Monday, June 02, 2008

The New Gospel

We can be good enough to be saved.

This isn't a new idea. More and more people believe that love is what God requires of us. If we just loved each other, God would be satisfied and mankind can be saved. Again, this isn't anything new. But what is new is that more and more American Christians are buying it. The message of salvation has become more works-oriented than ever. Why?

Shouldering the blame.

I can lay the blame on postmodern reaction to modernist ideals. The idea that human thought and ingenuity can save mankind has led to skepticism. This is because it is a false worldview. As a result, modernist thought has led to utilitarian ideals of man's existence. Human experience, love, culture, art, and feelings had been relegated to roadblocks to the Great Utopian Ideals of convenience, uniformity, and control.

Postmodernist thought rightly judges such hubris. But it also holds to a Great Utopian Ideal. The difference being that it relegates thought and reason as roadblocks to a society of harmony, beauty, pleasure, and celebration. This thinking leads to absurd notions, contradictory language, and inherit skepticism of everything asserted as true.

In the postmodernist worldview the way to "Eden" is not much different than the modernist. We must work at it. Whether it is to build the Great Society, or it is to deify the poor and the unfortunate. In postmodern thought, we demonstrate "love" by doing good acts—no matter how society or culture would define it. This is in opposition to the modernist construction of right societies, by eliminating the nonconformist, the poor, and the less civilized.

So, what's the problem?

I honestly cannot say that these worldview philosophies are the whole problem. The problem is more ancient than we care to admit. We just don't trust God. Yes, we may believe in God. But we just don't trust Him. We say—like the demons—that we believe God exists, and shudder. (James 2:19) But, we just don't trust that he is the answer to the world's problem, our problem, or that we really have a problem. So, our deeds don't reflect trust in God. They reflect distrust in God.

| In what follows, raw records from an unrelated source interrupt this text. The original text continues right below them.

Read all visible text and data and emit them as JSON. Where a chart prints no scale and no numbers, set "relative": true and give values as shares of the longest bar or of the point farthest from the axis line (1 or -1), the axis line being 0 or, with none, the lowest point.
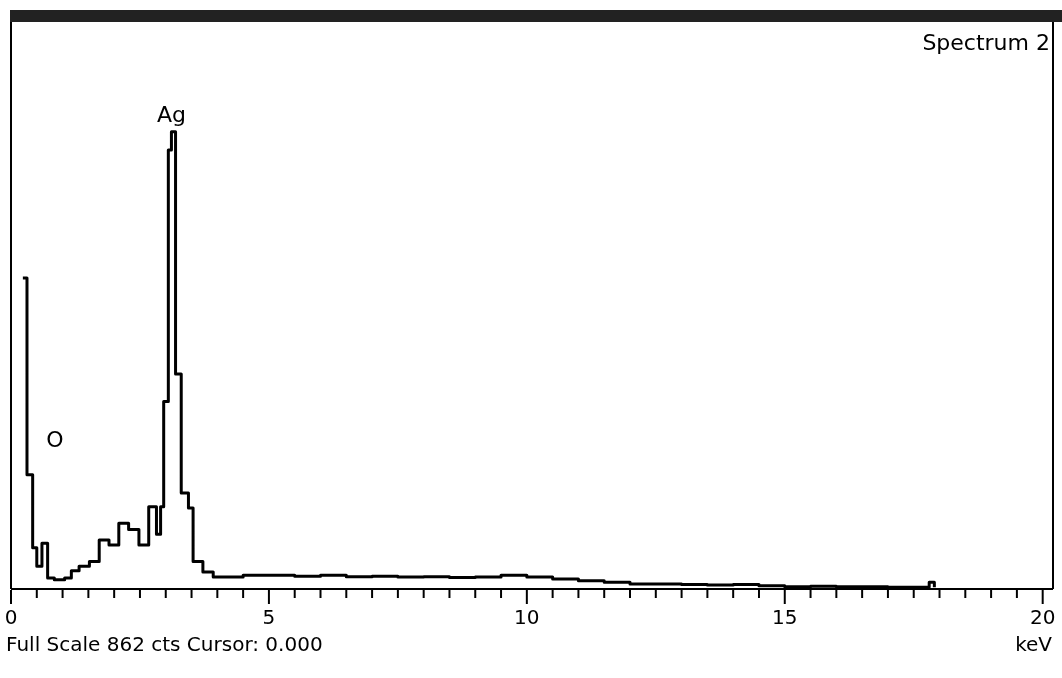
{
  "chart_data": {
    "type": "step",
    "title": "Spectrum 2",
    "xlabel": "keV",
    "relative": true,
    "tick_labels": "x",
    "marker": "none",
    "line_style": "solid",
    "annotations": [
      {
        "text": "Ag",
        "x": 3.11,
        "y": 1.0
      },
      {
        "text": "O",
        "x": 0.5,
        "y": 0.25
      },
      "Full Scale 862 cts Cursor: 0.000"
    ],
    "xlim": [
      0,
      20.2
    ],
    "xticks": [
      0,
      {
        "value": 0.5,
        "label": null
      },
      {
        "value": 1,
        "label": null
      },
      {
        "value": 1.5,
        "label": null
      },
      {
        "value": 2,
        "label": null
      },
      {
        "value": 2.5,
        "label": null
      },
      {
        "value": 3,
        "label": null
      },
      {
        "value": 3.5,
        "label": null
      },
      {
        "value": 4,
        "label": null
      },
      {
        "value": 4.5,
        "label": null
      },
      5,
      {
        "value": 5.5,
        "label": null
      },
      {
        "value": 6,
        "label": null
      },
      {
        "value": 6.5,
        "label": null
      },
      {
        "value": 7,
        "label": null
      },
      {
        "value": 7.5,
        "label": null
      },
      {
        "value": 8,
        "label": null
      },
      {
        "value": 8.5,
        "label": null
      },
      {
        "value": 9,
        "label": null
      },
      {
        "value": 9.5,
        "label": null
      },
      10,
      {
        "value": 10.5,
        "label": null
      },
      {
        "value": 11,
        "label": null
      },
      {
        "value": 11.5,
        "label": null
      },
      {
        "value": 12,
        "label": null
      },
      {
        "value": 12.5,
        "label": null
      },
      {
        "value": 13,
        "label": null
      },
      {
        "value": 13.5,
        "label": null
      },
      {
        "value": 14,
        "label": null
      },
      {
        "value": 14.5,
        "label": null
      },
      15,
      {
        "value": 15.5,
        "label": null
      },
      {
        "value": 16,
        "label": null
      },
      {
        "value": 16.5,
        "label": null
      },
      {
        "value": 17,
        "label": null
      },
      {
        "value": 17.5,
        "label": null
      },
      {
        "value": 18,
        "label": null
      },
      {
        "value": 18.5,
        "label": null
      },
      {
        "value": 19,
        "label": null
      },
      {
        "value": 19.5,
        "label": null
      },
      20
    ],
    "series": [
      {
        "color": "#000000",
        "x": [
          0.23,
          0.31,
          0.42,
          0.5,
          0.6,
          0.71,
          0.84,
          1.04,
          1.17,
          1.32,
          1.52,
          1.71,
          1.9,
          2.09,
          2.28,
          2.48,
          2.67,
          2.82,
          2.9,
          2.96,
          3.05,
          3.11,
          3.19,
          3.3,
          3.44,
          3.53,
          3.72,
          3.92,
          4.5,
          5,
          5.5,
          6,
          6.5,
          7,
          7.5,
          8,
          8.5,
          9,
          9.5,
          10,
          10.5,
          11,
          11.5,
          12,
          12.5,
          13,
          13.5,
          14,
          14.5,
          15,
          15.5,
          16,
          16.5,
          17,
          17.5,
          17.8,
          17.9
        ],
        "values": [
          0.68,
          0.25,
          0.09,
          0.05,
          0.1,
          0.024,
          0.02,
          0.024,
          0.04,
          0.05,
          0.06,
          0.107,
          0.096,
          0.144,
          0.13,
          0.096,
          0.18,
          0.12,
          0.18,
          0.41,
          0.96,
          1.0,
          0.47,
          0.21,
          0.177,
          0.06,
          0.037,
          0.026,
          0.03,
          0.03,
          0.028,
          0.03,
          0.027,
          0.028,
          0.026,
          0.027,
          0.025,
          0.026,
          0.03,
          0.026,
          0.022,
          0.018,
          0.015,
          0.011,
          0.011,
          0.01,
          0.009,
          0.01,
          0.007,
          0.005,
          0.006,
          0.005,
          0.005,
          0.004,
          0.004,
          0.015,
          0.004
        ]
      }
    ]
  }
}
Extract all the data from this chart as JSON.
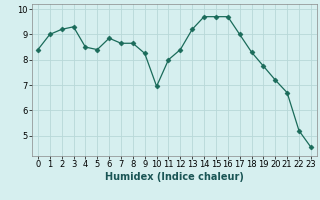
{
  "x": [
    0,
    1,
    2,
    3,
    4,
    5,
    6,
    7,
    8,
    9,
    10,
    11,
    12,
    13,
    14,
    15,
    16,
    17,
    18,
    19,
    20,
    21,
    22,
    23
  ],
  "y": [
    8.4,
    9.0,
    9.2,
    9.3,
    8.5,
    8.4,
    8.85,
    8.65,
    8.65,
    8.25,
    6.95,
    8.0,
    8.4,
    9.2,
    9.7,
    9.7,
    9.7,
    9.0,
    8.3,
    7.75,
    7.2,
    6.7,
    5.2,
    4.55
  ],
  "xlabel": "Humidex (Indice chaleur)",
  "xlim": [
    -0.5,
    23.5
  ],
  "ylim": [
    4.2,
    10.2
  ],
  "yticks": [
    5,
    6,
    7,
    8,
    9,
    10
  ],
  "xticks": [
    0,
    1,
    2,
    3,
    4,
    5,
    6,
    7,
    8,
    9,
    10,
    11,
    12,
    13,
    14,
    15,
    16,
    17,
    18,
    19,
    20,
    21,
    22,
    23
  ],
  "line_color": "#1a6b5a",
  "marker": "D",
  "marker_size": 2.5,
  "bg_color": "#d6efef",
  "grid_color": "#b8d8d8",
  "label_fontsize": 7,
  "tick_fontsize": 6
}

How many times have you heard that Jesus came to show us how to love? This is a cop-out response. It is designed to substitute utter devotion to Christ with being a good person.

How many times have you heard someone talk about redeeming this present earth—which is marked for destruction (2 Peter 3:3-7)—for God? People who say such things often don't believe in seeking the city God will build. (Hebrews 11:13-16) They are determined to help him build a new city, right here on this old earth, by calling men to build it for ourselves—even with the help of the unsaved.

How many times have you heard that we must eliminate poverty? People who say such things don't believe the words of Christ, who said that we can help the poor, but we will not eradicate them—unless, as the unbelievers say, by force a few can control the earth's resources and determine its distribution, or we can just practice eugenics. (Mark 14:7) And Christ also said that the human soul is of more worth and concern than food to God. (Matthew 4:3-4; Matthew 6:25; John 6:25-29) After all, what good is it for a man to gain the whole world, yet forfeit his very soul? (Matthew 16:26) If we believe, we must trust that Christ is the ultimate solution, not our ingenuity—modernist or postmodernist.

I'm okay, you're okay, sometimes.

No one does good. No not one. (Romans 3:9-20) Yeah people do good things, but the motives are often not right. When the motive is right, and the deeds are good, then they do them in the wrong order or priority. Everyone thinks that he is good in his own eyes. But everyone must also come under God's judgment. For everyone must give an account to God, whether they do good or bad.

Unfortunately, whole churches believe the false gospel that our works earn us salvation. They believe that their actions prove their love for God and their love for fellow man. Therefore, God is please with their deeds. To some degree God is pleased with good deeds. But what doesn't please Him is when deeds are done to appease Him, or to simply avoid His rebuke for our dirty hearts. Adherence to deeds is not an acknowledgment of our need for God or of our own depravity. It would be better to not do good and acknowledge our sin to God, than to use good deeds to pretend that we are really good, like a whitewashed tomb (Matthew 23:27; Luke 18:9-14).

Who can stand?

Christ alone. We need God's solution very badly. We have a sin problem that good deeds cannot solve. What we think about ourselves is irrelevant.